Pakistan needs integrated planning to reduce power sector losses: study
KARACHI: Pakistan’s electricity distribution system requires integrated planning and investment to reduce transmission and distribution (T&D) losses and ensure the smooth supply of cheaper electricity to consumers, according to a recent study.
The study, conducted by the Pakistan Credit Rating Agency (PACRA), said that while the country’s electricity distribution capacity is sufficient to meet demand, strengthening and expanding the T&D network is crucial for the optimal utilisation of this capacity.
It called for immediate measures to integrate planning and investment in the national grid system to eliminate T&D constraints and facilitate the efficient transmission of low-cost electricity to consumers.
The report highlighted that recent initiatives, such as the shift to solar energy, are expected to reduce losses and enhance energy independence, particularly for rural consumers. Additionally, disaggregating national uniform tariffs and allowing well-managed power distribution companies (Discos) to move towards privatisation would improve efficiency and minimise T&D losses.
Furthermore, since electricity subsidies are borne by the federal government, provincial governments lack the incentive to curb power theft. As a result, the study emphasised the need for urgent structural and infrastructural reforms.
The report noted that Pakistan’s overall power consumption declined by 2.9 per cent year-on-year (YoY) in FY24, representing 86.2 per cent of the total electricity generated during the same period. The sector continues to face persistent challenges, including high T&D losses and inadequate bill recovery by Discos.
Governance issues have significantly contributed to mounting circular debt, which reached Rs2.4 trillion in FY24 -- an increase of Rs100 billion YoY -- accounting for 2.3 per cent of the country’s GDP. Payables to independent power producers (IPPs) and Power Holding Private Limited (PHPL) made up 96 per cent of the total circular debt stock in FY24. As of the end of November 2024, the stock had declined marginally by 0.5 per cent compared to June 2024.

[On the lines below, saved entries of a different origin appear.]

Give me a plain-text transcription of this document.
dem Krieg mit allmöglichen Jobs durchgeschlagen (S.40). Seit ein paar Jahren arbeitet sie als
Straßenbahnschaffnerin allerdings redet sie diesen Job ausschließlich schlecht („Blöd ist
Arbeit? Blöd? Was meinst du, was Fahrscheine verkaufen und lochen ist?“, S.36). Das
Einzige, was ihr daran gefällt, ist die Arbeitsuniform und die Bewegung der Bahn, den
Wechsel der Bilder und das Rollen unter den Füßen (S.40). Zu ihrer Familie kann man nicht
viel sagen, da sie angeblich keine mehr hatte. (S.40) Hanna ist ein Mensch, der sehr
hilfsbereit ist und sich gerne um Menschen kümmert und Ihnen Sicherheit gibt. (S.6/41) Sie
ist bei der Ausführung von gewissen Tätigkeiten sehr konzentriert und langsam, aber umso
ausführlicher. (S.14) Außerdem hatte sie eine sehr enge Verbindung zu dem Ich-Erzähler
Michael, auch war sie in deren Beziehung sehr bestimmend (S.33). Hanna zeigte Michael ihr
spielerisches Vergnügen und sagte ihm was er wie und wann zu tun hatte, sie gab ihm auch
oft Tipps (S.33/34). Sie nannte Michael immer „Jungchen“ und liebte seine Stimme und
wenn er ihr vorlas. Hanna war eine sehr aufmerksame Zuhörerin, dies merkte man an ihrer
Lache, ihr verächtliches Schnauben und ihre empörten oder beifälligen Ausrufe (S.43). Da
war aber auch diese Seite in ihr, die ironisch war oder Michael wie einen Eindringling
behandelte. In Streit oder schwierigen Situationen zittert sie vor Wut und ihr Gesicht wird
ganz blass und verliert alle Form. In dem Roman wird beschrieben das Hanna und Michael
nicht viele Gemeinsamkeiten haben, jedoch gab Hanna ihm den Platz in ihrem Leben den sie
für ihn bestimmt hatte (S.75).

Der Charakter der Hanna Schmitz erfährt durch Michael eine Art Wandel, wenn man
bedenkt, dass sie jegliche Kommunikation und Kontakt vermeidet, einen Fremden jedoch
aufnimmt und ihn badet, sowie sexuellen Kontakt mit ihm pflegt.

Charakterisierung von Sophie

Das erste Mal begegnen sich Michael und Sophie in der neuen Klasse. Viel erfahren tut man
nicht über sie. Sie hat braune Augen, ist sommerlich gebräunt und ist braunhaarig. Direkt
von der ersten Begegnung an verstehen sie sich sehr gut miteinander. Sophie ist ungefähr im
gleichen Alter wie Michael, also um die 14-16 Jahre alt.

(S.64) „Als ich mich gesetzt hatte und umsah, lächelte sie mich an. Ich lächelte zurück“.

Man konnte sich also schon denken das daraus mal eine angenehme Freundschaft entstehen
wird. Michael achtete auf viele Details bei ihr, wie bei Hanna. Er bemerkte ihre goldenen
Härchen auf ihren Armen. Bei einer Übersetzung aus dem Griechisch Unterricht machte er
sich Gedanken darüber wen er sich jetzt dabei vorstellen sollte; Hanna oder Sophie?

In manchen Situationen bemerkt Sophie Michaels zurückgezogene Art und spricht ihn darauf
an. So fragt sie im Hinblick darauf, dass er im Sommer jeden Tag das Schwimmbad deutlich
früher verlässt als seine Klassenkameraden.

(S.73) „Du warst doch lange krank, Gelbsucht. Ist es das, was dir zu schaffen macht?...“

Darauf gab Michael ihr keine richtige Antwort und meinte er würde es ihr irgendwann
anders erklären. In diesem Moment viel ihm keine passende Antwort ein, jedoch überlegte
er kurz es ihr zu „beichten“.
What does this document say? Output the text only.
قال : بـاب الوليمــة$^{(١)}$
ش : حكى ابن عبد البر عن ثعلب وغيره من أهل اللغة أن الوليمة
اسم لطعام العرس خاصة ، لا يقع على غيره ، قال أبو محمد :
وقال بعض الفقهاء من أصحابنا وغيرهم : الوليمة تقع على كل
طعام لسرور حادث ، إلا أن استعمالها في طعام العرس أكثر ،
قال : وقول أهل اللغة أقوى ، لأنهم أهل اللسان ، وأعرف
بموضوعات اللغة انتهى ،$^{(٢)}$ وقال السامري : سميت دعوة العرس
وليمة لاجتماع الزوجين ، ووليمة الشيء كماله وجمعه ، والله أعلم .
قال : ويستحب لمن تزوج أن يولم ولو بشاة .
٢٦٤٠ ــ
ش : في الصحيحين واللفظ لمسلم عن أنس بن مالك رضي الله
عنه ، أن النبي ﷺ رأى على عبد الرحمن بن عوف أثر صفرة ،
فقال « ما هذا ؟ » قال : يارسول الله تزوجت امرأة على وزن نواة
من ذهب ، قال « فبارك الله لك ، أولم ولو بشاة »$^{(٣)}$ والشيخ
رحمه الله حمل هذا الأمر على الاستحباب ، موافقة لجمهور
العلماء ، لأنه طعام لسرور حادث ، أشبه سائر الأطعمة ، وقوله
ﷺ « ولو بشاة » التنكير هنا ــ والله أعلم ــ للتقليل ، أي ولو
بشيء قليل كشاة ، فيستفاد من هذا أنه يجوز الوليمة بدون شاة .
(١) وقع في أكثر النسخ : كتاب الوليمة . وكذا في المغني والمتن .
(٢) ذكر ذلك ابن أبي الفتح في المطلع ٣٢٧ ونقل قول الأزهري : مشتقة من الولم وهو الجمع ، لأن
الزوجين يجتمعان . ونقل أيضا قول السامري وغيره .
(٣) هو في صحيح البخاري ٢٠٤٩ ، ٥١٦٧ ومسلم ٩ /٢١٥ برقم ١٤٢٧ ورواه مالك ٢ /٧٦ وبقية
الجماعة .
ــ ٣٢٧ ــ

The report further revealed that T&D losses for Discos and K-Electric (KE) stood at 20.1 per cent and 16 per cent, respectively, in FY24, resulting in a financial impact of Rs276.3 billion -- an increase of 72.1 per cent YoY.
While the recovery rate against billed amounts stood at 92.6 per cent, down 0.7 per cent YoY, Disco receivables surged to Rs2,034 billion, reflecting a 17.7 per cent YoY increase.
During FY24, National Transmission and Despatch Company (NTDC) saw its gross and operating profit margin decline to 37 per cent, while its net profit margin fell to 11 per cent. Meanwhile, the average gross profit margin for Discos remained unchanged at 9.0 per cent compared to the previous year, despite a 31 per cent YoY rise in net revenue. However, the average net profit margin declined to -6.1 per cent.
Alongside the drop in electricity consumption, sector players faced high energy and financing costs due to overall inflationary pressures and the State Bank of Pakistan’s hawkish monetary policy stance.
The report stated that in FY24, the household sector accounted for 86.8 per cent of total electricity connections in the country, followed by commercial and industrial users. In terms of consumption, households used the highest share at 46 per cent, followed by the industrial sector at 23 per cent.